Neither of the above strategies works when the current measure is a physical measure with a non-additive function, such as semi-additive measures or distinct count measures. To make the function return meaningful result, we borrowed a page from another hacky feature of MDX: multi-select through query-scope calculated member using Aggregate function. The formula engine rewrites the incoming multi-select query into an equivalent query by putting the set argument extracted from the Aggregate function into the where clause.

As it turned out, the same strategy can be used as a generic solution for evaluating the Aggregate function. In 2008R2, this is used for non-additive physical measures.

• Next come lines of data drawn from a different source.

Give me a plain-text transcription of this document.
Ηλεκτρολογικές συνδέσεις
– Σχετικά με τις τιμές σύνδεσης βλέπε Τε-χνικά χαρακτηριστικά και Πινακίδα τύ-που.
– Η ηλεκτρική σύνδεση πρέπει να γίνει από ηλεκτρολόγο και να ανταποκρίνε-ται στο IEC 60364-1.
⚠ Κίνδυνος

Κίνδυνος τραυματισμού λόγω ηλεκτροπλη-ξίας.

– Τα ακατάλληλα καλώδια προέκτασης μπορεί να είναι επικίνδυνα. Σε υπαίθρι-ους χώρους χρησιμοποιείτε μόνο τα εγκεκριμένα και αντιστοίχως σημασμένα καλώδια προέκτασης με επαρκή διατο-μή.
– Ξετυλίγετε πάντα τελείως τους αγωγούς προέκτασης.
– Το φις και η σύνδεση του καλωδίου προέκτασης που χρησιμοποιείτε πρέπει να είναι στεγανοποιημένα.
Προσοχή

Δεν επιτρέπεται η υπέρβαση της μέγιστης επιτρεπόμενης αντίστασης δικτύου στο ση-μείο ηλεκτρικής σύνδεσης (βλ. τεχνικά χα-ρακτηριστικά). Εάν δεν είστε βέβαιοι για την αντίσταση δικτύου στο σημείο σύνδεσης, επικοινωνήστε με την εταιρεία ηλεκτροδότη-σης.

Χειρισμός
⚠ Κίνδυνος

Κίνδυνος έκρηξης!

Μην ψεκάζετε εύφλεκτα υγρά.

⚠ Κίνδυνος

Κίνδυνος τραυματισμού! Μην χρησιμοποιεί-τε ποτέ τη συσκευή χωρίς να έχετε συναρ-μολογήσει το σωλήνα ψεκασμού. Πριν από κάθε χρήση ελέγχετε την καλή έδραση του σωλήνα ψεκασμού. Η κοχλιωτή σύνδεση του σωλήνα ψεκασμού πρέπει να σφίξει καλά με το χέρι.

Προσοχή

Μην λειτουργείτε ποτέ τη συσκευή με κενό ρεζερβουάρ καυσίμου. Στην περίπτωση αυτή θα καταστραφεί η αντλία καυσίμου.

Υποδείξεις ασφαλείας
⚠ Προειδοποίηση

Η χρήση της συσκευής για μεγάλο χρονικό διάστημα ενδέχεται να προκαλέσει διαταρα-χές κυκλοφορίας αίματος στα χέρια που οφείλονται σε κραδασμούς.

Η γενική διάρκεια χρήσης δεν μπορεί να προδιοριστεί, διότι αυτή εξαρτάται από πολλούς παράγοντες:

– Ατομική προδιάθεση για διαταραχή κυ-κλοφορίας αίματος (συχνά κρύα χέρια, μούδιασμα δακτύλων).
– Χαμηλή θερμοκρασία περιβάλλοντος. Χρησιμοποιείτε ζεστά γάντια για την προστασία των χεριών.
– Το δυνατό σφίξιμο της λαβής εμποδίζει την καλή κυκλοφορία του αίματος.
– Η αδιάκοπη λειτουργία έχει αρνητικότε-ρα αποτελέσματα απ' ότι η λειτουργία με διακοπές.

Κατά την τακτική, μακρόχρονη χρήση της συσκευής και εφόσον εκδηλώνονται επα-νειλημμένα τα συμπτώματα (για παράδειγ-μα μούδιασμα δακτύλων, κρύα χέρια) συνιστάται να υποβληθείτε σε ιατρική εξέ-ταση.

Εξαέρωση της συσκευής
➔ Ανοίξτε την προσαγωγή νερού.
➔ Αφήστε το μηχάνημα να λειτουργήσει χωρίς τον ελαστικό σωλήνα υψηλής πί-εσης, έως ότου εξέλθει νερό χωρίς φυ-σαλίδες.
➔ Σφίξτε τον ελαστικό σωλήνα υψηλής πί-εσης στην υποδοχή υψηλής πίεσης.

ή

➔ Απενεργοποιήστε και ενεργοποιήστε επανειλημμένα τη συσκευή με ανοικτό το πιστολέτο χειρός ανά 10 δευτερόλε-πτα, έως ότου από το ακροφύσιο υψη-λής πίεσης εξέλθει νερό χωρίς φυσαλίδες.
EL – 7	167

Construct a new subspace S1 by adding «Set» as a slice to S0
If «Numeric Expression» is present
Set V = Calculate the value of «Numeric Expression» in S1
Set V = Calculate the value property of S1

If you are familiar with DAX, this strategy is similar to the Calculate function in DAX: it transforms the current subspace by applying the set argument as a filter and then evaluates the «Numeric Expression» in the new subspace.
As you can see from today’s discussion, current implementation of the Aggregate function in the face of a calculated measure has limitations and inconsistencies. It may cause confusions among users who saw that basic scenarios worked and then ventured into more advanced usages. Therefore we are considering to give users an option to switch to the set-in-the-where-clause plan where currently the switching-solve-order plan is used.